I mean.....nope, I mean I''d kick him in the nuts.
 
That''s a really hard question. If everyone was there and waiting for us in the church? I would have him tell them that the wedding was off. I would ask him not to give explanations though, because I think being cheated on is an immensely private, and embarrassing situation. I wouldn''t be able to stand in a church and promise to love him forever, without having been able to digest/grapple with this information.

As to whether or not the relationship was over. Well that''s harder to say. I don''t *think* I would be able to work through it. I believe that I would try to forgive/understand, but I don''t think my capacity for forgiveness is very big. I''ve cut a lot of people out of my life for much smaller offenses. So overtime, I think we would break up. It''s a horrible position to be in.

If
 
I have two close friends who dealt with cheating coming to light very close to the wedding date.

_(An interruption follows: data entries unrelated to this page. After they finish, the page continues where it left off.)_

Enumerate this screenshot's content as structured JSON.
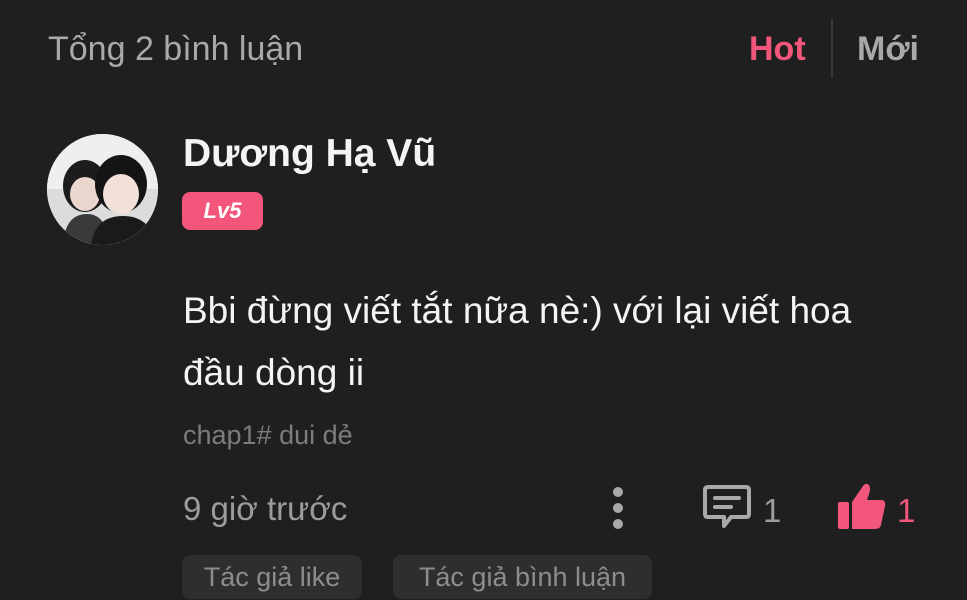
{
  "header": {
    "total_comments": "Tổng 2 bình luận",
    "sort_hot": "Hot",
    "sort_new": "Mới"
  },
  "comment": {
    "username": "Dương Hạ Vũ",
    "level": "Lv5",
    "text": "Bbi đừng viết tắt nữa nè:) với lại viết hoa đầu dòng ii",
    "chapter_tag": "chap1# dui dẻ",
    "timestamp": "9 giờ trước",
    "reply_count": "1",
    "like_count": "1",
    "badges": [
      "Tác giả like",
      "Tác giả bình luận"
    ]
  },
  "colors": {
    "accent": "#f2567a",
    "background": "#1f1f1f",
    "muted_text": "#9c9c9c"
  },
  "icons": {
    "more": "more-vertical-icon",
    "reply": "comment-bubble-icon",
    "like": "thumbs-up-icon"
  }
}
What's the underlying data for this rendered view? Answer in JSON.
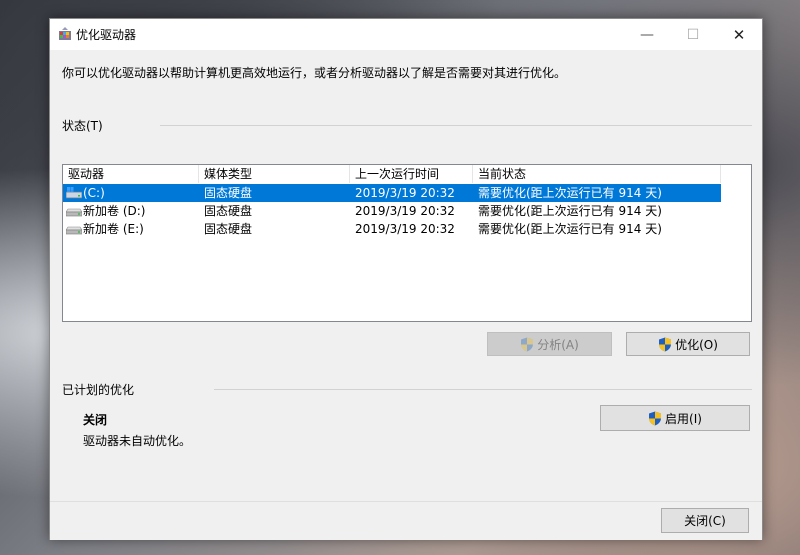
{
  "window": {
    "title": "优化驱动器",
    "controls": {
      "minimize": "—",
      "maximize": "☐",
      "close": "✕"
    }
  },
  "intro_text": "你可以优化驱动器以帮助计算机更高效地运行，或者分析驱动器以了解是否需要对其进行优化。",
  "status_section": {
    "label": "状态(T)",
    "columns": [
      "驱动器",
      "媒体类型",
      "上一次运行时间",
      "当前状态"
    ],
    "rows": [
      {
        "drive": "(C:)",
        "media": "固态硬盘",
        "last_run": "2019/3/19 20:32",
        "status": "需要优化(距上次运行已有 914 天)",
        "icon": "windows-drive-icon",
        "selected": true
      },
      {
        "drive": "新加卷 (D:)",
        "media": "固态硬盘",
        "last_run": "2019/3/19 20:32",
        "status": "需要优化(距上次运行已有 914 天)",
        "icon": "drive-icon",
        "selected": false
      },
      {
        "drive": "新加卷 (E:)",
        "media": "固态硬盘",
        "last_run": "2019/3/19 20:32",
        "status": "需要优化(距上次运行已有 914 天)",
        "icon": "drive-icon",
        "selected": false
      }
    ]
  },
  "buttons": {
    "analyze": "分析(A)",
    "optimize": "优化(O)",
    "enable": "启用(I)",
    "close": "关闭(C)"
  },
  "scheduled_section": {
    "label": "已计划的优化",
    "state": "关闭",
    "description": "驱动器未自动优化。"
  },
  "colors": {
    "selection": "#0078d7",
    "shield_blue": "#1f5fbf",
    "shield_yellow": "#f6c223"
  }
}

One, the groom found out about 3 months before the wedding that the bride had cheated on him. With the best man. I was the only person they told about it (I was the MOH in the wedding, and very close to both of them), and they wanted someone to confide in. They worked it out and have been married for nearly 2 years now happily.

The second friend found out a month after her wedding that her husband had been cheating on her for months leading up to their wedding. She divorced him.

I guess my point is, every situation is different. While I can''t condone cheating under any circumstance, I think there are circumstances in which it can be forgiven and you can move forward.

If I found out immediately before the wedding, I don''t think I could go forward with it. I would need some time to work through it and understand the situation before deciding what to do. So at the least, I would postpone the wedding.
 
Date: 2/9/2010 10:37:05 AM
Author: tlh
Um, I probably would have hit him. Seriously HIT HIM. Because his confession only was to make HIM feel better. Making me feel bad. If he didn''t intend to do it again, well clearing his conscience was for HIM, not ME...thus not only making him a liar and a cheat, but also a selfish jerk too.
THIS. Coming clean about cheating was a cruel hurtful thing to do. But, I wouldn''t waste my energy on hitting him. I like the idea of him explaining to the wedding guests why they were going to get their gifts back, enjoy a nice meal but there''d be no ceremony.